Tuttavia, quello che mancava, fino ad adesso, era la possibilità di esportare i dati in un formato che consentisse di visualizzarli offline, potendo magari lavorarci ulteriormente utilizzando un foglio di calcolo o un database.

Da qualche giorno ciò è possibile; gli utenti che si registrano gratuitamente a Google Trends potranno infatti scaricare una versione in formato CSV (“comma separated values”) dei dati che interessano loro, per poi proseguire l’analisi e il raffronto utilizzando ad esempio Excel o inserendoli in un database di qualsiasi genere.

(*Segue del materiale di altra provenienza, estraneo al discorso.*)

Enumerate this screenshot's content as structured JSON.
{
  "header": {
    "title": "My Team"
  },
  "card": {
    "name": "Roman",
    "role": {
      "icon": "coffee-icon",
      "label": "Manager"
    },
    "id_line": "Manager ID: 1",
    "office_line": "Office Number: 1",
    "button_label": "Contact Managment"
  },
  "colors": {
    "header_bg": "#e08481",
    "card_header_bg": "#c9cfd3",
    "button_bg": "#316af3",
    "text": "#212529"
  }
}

La mossa di big-G sembra azzeccata, e credo che da adesso saranno in molti a decidere di cominciare ad utilizzare sistematicamente questo servizio, grazie al valore aggiunto offerto dall’esportazione dei dati.

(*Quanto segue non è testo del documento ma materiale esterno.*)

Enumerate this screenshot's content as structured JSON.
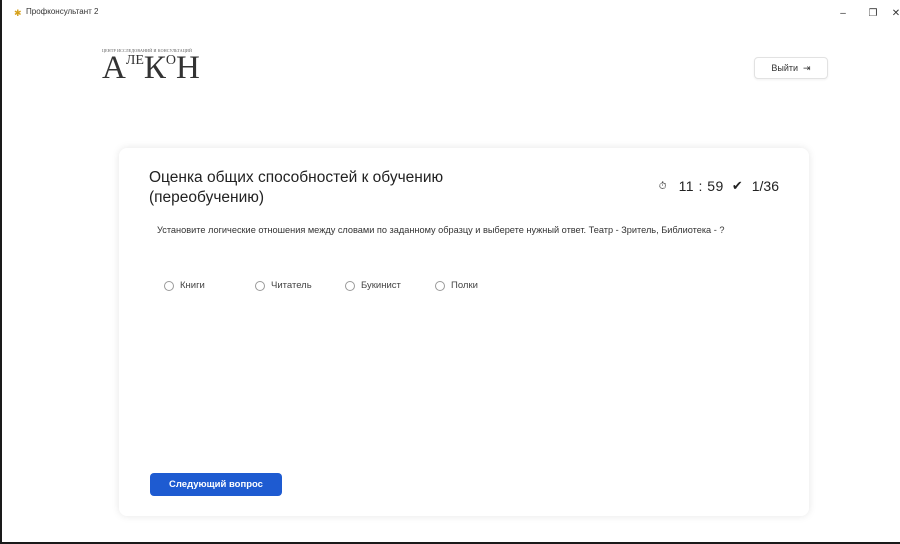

In questo modo, Google consolida la propria posizione anche in questo settore, sebbene offrendo servizi gratuiti, che non generano un profitto diretto.

Ma come si potrebbero utilizzare tutti questi dati, resi finalmente “pubblici”? Sebbene l’utilizzo tramite foglio di calcolo può già rivelarsi interessante (sappiamo bene quanto è noioso utilizzare l’interfaccia browser per visualizzare dati e doverli poi ricopiare “manualmente” da qualche altra parte), credo però che l’utilizzo tramite database offra ulteriori potenzialità.

Un’idea interessante sarebbe importare i CVS in un database MySQL e, tramite un programma in PHP, poter realizzare una serie di tool avanzati, che consentano di generare grafici personalizzati, analisi statistiche dettagliate e quant’altro.

Ulteriore funzionalità aggiunta è quella denominata Trends for Websites, che permette ora di confrontare i trend non solo facendo riferimento alle parole chiave, ma anche ai domini Web.

L’unico “inconveniente” è che solo i siti più importanti sono presenti; i siti che ricevono poco traffico, che non sono stati indicizzati da Google, o che non rispondono alle Quality Guidelines, vengono esclusi.

È arrivato quindi il momento di cominciare a fare un po’ di “data mining”, per cui consiglio a chi sia interessato a questo servizio, di cominciare ad utilizzarlo adesso, per avere da subito un potente strumento in più per la propria campagna di Web Marketing.

Come ben si comprende, infatti, in questo campo chi arriva per primo è sempre avvantaggiato sugli altri, e coloro che “digeriscono” troppo lentamente le innovazioni, rischiano di vedersi lasciare indietro molto rapidamente.